1613: Die "Lutherdramen" Martin Rinckart

(1586-1649)

Geboren am 23. April 1586 wuchs Martin Rinckart, der Sohn eines Böttchers, in einer frommen Familie unter schwierigen wirtschaftlichen Verhältnissen auf. Seine musikalische Begabung fiel früh auf und die Empfehlung des Eilenburger Superintendenten ermöglichte ihm den Besuch der Thomasschule in Leipzig. Auch hier erfuhr der gerade 15jährige Martin in seiner Ernennung zum Chorpräfekt Förderung. In dieser Zeit, wohl auch durch die intensive Beschäftigung mit christlichen Liedtexten, erwachte sein Interesse für die Theologie. 1602 schrieb er sich an der Leipziger Universität für dieses Fach ein.

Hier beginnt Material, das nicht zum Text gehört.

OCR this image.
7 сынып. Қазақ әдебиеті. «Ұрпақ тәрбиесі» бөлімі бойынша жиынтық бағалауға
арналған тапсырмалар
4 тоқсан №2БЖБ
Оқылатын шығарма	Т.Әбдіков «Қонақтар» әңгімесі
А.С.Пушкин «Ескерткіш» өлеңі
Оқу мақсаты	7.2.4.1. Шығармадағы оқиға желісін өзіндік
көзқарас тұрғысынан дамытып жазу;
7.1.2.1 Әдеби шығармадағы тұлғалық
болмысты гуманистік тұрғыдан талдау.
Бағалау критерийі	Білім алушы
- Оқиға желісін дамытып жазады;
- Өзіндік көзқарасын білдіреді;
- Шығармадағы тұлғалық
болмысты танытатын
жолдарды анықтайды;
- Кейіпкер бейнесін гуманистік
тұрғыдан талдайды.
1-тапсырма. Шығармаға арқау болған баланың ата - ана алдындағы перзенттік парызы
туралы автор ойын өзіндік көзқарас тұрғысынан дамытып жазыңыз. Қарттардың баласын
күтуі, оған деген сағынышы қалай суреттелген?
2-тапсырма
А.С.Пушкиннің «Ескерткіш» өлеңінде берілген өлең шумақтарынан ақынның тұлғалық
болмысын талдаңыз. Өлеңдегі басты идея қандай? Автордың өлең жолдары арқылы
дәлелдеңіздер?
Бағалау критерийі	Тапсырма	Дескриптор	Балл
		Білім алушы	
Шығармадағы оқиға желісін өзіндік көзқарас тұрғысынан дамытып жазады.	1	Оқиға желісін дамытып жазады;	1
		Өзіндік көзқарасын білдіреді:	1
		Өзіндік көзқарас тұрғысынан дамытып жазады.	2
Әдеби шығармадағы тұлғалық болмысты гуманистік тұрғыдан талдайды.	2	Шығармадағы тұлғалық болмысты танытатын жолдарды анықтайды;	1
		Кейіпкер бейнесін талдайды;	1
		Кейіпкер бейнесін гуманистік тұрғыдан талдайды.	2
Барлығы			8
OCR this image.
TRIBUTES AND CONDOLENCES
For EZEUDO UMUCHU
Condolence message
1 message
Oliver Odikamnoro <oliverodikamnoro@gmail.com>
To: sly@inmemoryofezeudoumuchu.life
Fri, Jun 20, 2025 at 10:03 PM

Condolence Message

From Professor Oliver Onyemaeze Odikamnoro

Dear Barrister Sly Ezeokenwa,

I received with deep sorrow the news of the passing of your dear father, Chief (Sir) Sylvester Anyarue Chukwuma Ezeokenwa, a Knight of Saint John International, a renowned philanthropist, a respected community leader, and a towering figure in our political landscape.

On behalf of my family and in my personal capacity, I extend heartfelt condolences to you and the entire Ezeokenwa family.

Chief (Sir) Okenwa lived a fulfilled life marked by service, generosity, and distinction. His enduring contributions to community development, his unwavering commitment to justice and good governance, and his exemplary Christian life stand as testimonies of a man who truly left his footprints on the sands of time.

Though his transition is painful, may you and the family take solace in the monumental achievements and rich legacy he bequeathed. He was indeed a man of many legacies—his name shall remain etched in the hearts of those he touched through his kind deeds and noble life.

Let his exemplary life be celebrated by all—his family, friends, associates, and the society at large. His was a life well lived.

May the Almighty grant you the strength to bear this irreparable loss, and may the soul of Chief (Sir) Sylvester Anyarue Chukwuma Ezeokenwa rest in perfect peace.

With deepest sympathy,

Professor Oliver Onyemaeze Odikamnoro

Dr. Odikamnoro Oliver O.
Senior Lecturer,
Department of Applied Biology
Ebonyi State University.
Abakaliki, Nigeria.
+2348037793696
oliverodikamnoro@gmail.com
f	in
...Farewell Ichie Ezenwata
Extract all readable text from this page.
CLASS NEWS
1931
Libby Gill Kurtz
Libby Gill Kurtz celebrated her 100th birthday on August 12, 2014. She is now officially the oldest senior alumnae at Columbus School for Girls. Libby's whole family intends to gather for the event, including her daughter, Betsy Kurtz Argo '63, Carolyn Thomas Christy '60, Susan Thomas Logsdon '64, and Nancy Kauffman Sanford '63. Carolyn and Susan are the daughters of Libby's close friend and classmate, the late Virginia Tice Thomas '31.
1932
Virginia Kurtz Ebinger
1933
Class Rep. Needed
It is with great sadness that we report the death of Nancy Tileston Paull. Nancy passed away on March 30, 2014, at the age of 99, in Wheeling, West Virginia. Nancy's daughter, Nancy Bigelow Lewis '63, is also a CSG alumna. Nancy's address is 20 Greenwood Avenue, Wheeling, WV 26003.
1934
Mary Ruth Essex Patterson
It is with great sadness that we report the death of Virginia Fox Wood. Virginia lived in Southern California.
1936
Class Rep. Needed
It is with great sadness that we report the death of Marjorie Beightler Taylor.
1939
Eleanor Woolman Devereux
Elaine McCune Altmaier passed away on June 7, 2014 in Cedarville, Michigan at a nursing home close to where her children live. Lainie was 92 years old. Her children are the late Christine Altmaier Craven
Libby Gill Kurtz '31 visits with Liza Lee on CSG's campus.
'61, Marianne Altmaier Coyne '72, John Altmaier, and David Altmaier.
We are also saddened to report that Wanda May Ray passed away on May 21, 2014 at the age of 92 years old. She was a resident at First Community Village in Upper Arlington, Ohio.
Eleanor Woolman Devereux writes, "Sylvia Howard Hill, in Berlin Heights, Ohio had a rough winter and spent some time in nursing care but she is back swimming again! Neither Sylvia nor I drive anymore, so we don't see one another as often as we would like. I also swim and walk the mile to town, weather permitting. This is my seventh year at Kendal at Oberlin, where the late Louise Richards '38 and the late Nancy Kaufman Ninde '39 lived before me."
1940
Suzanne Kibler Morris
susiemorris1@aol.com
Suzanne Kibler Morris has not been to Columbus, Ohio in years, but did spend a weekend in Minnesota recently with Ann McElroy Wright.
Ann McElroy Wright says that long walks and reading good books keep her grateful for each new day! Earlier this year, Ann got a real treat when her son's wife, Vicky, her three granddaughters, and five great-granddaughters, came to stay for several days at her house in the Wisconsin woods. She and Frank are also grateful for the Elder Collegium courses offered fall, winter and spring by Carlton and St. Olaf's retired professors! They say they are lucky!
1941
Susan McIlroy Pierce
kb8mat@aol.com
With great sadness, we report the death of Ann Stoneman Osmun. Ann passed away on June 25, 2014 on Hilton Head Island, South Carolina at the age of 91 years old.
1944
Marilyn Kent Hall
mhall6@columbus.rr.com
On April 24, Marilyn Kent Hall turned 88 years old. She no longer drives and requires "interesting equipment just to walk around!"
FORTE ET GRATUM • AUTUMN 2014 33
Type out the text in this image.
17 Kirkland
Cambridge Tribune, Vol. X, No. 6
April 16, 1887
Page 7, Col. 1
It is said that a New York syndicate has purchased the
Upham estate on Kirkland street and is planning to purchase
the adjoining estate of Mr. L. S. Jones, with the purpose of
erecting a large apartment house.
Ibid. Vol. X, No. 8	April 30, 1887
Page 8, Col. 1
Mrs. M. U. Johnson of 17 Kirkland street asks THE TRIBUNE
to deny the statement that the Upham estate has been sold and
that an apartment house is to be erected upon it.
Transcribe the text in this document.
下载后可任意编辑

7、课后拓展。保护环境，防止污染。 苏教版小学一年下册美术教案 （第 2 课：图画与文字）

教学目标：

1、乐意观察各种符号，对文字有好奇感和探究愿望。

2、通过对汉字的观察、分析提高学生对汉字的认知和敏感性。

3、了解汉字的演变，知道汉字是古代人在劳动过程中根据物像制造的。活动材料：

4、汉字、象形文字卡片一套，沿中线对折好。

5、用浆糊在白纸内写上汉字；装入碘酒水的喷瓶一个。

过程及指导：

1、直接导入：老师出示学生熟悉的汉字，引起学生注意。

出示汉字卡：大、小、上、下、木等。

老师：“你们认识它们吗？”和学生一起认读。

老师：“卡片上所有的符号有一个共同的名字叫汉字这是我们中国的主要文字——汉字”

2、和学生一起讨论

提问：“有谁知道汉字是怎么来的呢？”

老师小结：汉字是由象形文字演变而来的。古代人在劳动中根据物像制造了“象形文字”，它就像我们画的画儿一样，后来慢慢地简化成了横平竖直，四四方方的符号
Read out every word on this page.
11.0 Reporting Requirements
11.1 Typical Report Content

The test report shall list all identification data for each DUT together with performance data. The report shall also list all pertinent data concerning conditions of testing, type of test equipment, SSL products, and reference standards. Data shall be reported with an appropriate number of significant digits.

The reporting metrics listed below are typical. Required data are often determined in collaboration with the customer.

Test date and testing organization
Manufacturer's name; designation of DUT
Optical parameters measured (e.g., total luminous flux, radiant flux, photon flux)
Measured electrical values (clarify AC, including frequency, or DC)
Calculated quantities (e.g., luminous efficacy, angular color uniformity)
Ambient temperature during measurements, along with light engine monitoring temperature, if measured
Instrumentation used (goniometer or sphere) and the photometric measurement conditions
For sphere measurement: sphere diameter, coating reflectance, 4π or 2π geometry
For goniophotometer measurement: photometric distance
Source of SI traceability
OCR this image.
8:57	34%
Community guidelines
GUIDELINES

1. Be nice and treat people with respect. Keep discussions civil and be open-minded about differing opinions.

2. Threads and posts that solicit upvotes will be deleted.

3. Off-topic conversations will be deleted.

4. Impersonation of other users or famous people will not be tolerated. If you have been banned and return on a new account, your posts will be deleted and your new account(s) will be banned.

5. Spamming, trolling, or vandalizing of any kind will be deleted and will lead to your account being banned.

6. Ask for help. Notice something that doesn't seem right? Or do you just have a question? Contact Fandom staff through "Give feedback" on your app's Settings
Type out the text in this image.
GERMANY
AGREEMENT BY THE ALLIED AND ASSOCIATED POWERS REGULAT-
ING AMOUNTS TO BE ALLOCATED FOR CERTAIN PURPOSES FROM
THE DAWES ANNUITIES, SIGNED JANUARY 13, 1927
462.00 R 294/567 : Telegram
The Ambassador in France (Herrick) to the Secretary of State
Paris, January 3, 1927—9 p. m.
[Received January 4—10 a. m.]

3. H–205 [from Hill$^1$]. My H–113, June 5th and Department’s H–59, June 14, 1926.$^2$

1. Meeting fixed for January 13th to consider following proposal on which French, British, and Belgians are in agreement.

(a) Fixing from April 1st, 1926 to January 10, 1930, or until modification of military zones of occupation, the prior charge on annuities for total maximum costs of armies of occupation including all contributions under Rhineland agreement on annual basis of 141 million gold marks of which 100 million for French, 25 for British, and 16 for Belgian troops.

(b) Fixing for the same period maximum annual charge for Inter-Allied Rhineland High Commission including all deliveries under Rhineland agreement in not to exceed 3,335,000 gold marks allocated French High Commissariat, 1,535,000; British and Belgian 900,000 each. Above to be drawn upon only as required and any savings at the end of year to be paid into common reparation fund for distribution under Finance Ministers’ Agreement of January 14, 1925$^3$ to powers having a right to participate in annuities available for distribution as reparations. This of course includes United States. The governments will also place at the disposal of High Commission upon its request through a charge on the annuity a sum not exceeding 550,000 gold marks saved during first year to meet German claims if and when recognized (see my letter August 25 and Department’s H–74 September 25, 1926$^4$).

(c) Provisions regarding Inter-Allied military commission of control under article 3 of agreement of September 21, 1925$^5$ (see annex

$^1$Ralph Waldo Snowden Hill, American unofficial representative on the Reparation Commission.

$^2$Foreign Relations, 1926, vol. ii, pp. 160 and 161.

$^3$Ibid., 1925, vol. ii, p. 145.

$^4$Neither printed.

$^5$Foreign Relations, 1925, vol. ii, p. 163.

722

Nach dem Studium kam Rinckart über Eisleben und Erdeborn 1617 nach Eilenburg zurück. Mehr als drei Jahrzehnte sollte er hier als Seelsorger tätig sein. Sein Wirken fiel in die Zeit des 30jährigen Krieges, der gerade in Mitteldeutschland grausam wütete. Vor Krieg, Pest und Hunger flohen auch die Geistlichen. Rinckart war einer der wenigen, in Eilenburg der einzige, der seinen Posten nicht verließ. Sein gefestigter Glaube befähigte ihn gerade in diesen schwierigen Zeiten Hoffnung zu spenden und moralisches Vorbild zu sein. Wegen seiner Predigten gegen die Unmenschlichkeit des Stadtrates, der sich am Elend der Menschen bereicherte verklagte man ihn und er sah sich gezwungen, sich vor dem Kurfürsten Johann Georg I. zu verantworten. Doch der sprach ihn frei.

In seiner theologischen Ausrichtung war Rinckart zeitlebens klarer Lutheraner, dafür prädestinierten ihn allein schon seine Herkunft, seine Ausbildung und seine Amtstätigkeit. Obwohl er seine Ausbildung in Leipzig genossen hatte, das damals als Hochburg des polemisch konfessionellen Dogmatismus galt, verfiel er selbst nie in diese hasserfüllten Streitereien, trotz aller Glaubensüberzeugung und der damals durchaus üblichen Intoleranz.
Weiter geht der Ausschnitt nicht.